A morte é vista pelo escritor como a definitiva perda da “unidade”. Mas de que unidade estamos falando? A unidade da consciência, a unidade do corpo? Unidade que se esvai para voltar “do pó ao pó”, ou multiplicidade que se desfaz para voltar a ser unidade, como os átomos que voltam a ser maçã para matar a fome de um menino. Falar sobre a morte é difícil, e retomando Blanchot: de que forma é possível acessar a experiência do desconhecido enquanto desconhecido? Como compreender a “não experiência” da morte? Para falar sobre o finito e o infinito, talvez seja o momento de materializar um pensamento que me invade de tempos em tempos, e que identifico um pouco com essa ideia da angústia que é estar atado a si mesmo através do corpo e da consciência.

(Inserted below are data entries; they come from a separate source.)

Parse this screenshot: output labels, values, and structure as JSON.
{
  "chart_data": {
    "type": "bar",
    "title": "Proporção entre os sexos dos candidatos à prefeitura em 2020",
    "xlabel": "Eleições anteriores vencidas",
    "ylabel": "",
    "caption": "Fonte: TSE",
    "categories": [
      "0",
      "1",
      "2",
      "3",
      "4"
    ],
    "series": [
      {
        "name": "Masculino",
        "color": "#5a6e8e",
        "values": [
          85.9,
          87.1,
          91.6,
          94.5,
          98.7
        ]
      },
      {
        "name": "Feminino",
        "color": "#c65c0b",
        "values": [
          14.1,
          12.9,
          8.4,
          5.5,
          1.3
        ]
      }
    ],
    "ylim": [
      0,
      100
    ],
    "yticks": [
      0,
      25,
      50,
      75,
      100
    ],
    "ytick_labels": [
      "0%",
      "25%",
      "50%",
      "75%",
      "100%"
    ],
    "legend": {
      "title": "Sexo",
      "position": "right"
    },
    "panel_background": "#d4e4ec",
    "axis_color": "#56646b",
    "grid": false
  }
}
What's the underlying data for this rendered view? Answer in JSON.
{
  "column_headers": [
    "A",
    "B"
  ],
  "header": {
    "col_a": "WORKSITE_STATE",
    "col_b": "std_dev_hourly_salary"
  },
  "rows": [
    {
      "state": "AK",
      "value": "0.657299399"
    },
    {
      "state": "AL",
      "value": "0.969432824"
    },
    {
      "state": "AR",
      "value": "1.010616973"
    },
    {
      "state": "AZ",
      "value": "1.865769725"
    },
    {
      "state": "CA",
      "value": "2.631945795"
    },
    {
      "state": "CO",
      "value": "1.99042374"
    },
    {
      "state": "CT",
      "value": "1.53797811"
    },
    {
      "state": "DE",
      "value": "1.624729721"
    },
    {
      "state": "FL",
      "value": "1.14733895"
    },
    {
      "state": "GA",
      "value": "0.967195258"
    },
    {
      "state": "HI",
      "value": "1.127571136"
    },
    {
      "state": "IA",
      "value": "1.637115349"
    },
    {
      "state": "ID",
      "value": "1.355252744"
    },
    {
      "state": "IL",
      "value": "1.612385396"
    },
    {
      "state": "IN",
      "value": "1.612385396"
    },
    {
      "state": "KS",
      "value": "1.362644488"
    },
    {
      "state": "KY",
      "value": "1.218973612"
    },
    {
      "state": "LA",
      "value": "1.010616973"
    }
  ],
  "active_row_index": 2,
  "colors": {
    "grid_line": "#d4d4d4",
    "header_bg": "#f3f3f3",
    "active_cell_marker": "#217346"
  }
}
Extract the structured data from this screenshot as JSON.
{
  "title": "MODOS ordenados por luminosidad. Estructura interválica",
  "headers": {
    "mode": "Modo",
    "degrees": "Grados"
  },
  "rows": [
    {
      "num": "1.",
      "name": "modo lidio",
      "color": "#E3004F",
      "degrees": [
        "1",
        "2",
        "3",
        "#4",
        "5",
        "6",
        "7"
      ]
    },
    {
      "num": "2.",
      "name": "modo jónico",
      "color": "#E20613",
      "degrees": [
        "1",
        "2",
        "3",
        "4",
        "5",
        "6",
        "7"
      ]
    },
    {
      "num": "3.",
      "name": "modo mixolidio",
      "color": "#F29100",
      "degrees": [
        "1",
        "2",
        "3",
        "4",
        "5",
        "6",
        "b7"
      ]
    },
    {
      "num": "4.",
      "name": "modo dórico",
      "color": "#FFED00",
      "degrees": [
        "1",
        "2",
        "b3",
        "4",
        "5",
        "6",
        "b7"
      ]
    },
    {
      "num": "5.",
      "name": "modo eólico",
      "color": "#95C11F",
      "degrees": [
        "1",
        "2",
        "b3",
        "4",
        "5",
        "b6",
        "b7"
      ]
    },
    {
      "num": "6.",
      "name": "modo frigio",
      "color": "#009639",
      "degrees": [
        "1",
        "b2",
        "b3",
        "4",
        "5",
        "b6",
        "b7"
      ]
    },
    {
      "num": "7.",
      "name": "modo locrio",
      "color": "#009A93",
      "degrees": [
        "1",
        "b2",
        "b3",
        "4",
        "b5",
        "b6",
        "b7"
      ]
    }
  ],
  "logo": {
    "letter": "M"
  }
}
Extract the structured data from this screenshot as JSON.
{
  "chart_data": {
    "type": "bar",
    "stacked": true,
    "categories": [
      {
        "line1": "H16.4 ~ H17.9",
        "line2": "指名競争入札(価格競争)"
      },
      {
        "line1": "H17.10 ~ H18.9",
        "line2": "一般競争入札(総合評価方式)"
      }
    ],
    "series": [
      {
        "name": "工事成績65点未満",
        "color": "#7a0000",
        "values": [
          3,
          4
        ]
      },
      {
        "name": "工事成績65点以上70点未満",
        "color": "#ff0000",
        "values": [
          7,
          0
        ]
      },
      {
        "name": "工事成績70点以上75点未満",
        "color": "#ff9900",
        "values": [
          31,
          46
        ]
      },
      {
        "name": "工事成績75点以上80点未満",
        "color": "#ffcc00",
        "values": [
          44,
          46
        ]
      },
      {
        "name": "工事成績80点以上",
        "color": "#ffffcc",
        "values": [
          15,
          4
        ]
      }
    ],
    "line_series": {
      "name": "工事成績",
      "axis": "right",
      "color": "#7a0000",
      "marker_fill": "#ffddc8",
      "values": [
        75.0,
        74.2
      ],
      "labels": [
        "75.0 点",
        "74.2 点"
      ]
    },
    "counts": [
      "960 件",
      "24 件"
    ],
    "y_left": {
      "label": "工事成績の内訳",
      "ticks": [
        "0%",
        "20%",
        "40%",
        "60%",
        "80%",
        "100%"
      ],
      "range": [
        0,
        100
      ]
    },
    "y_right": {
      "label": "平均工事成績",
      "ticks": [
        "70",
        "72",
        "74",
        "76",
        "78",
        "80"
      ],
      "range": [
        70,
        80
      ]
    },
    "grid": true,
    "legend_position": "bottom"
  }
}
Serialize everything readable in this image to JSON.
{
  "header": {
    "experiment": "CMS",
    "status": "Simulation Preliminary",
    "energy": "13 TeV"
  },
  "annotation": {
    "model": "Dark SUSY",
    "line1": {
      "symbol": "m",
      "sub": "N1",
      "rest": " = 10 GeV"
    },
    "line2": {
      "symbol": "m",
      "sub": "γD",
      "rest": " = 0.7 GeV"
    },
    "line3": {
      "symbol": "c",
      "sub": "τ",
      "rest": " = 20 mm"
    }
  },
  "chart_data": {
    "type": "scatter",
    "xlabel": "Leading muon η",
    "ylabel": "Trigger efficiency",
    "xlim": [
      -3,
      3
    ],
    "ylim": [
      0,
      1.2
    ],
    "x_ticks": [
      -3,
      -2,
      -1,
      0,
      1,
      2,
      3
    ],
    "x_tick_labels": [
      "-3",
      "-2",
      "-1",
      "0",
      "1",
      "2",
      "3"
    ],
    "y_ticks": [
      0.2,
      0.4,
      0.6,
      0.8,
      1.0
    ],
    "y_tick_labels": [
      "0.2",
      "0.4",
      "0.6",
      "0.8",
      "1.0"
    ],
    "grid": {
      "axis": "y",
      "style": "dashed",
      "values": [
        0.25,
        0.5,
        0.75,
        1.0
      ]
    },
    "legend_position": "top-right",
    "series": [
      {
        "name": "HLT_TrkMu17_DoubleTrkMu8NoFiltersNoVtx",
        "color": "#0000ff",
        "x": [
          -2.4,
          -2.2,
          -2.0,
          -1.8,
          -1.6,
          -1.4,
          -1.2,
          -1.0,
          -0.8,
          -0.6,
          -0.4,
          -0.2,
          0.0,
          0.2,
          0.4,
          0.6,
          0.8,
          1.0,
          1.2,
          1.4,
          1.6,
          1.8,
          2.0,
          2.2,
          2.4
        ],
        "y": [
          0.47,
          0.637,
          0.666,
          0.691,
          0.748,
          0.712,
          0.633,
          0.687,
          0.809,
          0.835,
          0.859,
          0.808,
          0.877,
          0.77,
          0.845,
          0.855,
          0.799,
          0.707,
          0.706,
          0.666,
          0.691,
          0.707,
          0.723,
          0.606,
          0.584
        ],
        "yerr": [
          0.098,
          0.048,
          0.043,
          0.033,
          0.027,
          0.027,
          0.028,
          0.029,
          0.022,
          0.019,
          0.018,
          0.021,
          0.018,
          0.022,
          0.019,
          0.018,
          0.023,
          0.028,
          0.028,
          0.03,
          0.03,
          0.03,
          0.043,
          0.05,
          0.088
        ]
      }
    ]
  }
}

Às vezes percebo que essa voz dentro de mim nunca irá se calar. O que parece óbvio de antemão, de repente se torna desesperador. Nunca vou parar de pensar com essa única voz muda que não se cala. Nunca vou deixar de ser eu, para sempre até o momento de minha morte. Mas se eu acreditar que minha existência se limita ao tempo de minha vida, se for mesmo assim, o que dura até a morte para mim seria eterno, como em um pequeno infinito particular. A angústia decorrente desse pensamento aos poucos vai se materializando em um nó na garganta, em um coração acelerado. Fico com medo. Estaria enlouquecendo? Não pode ser, pois esse pensamento me causa uma sensação de lucidez tão intensa, sinto o meu corpo tão vivo. Mas ainda assim é uma lucidez desesperadora, que me atravessa como lâmina e me faz repetir enlouquecidamente: estou presa aqui dentro!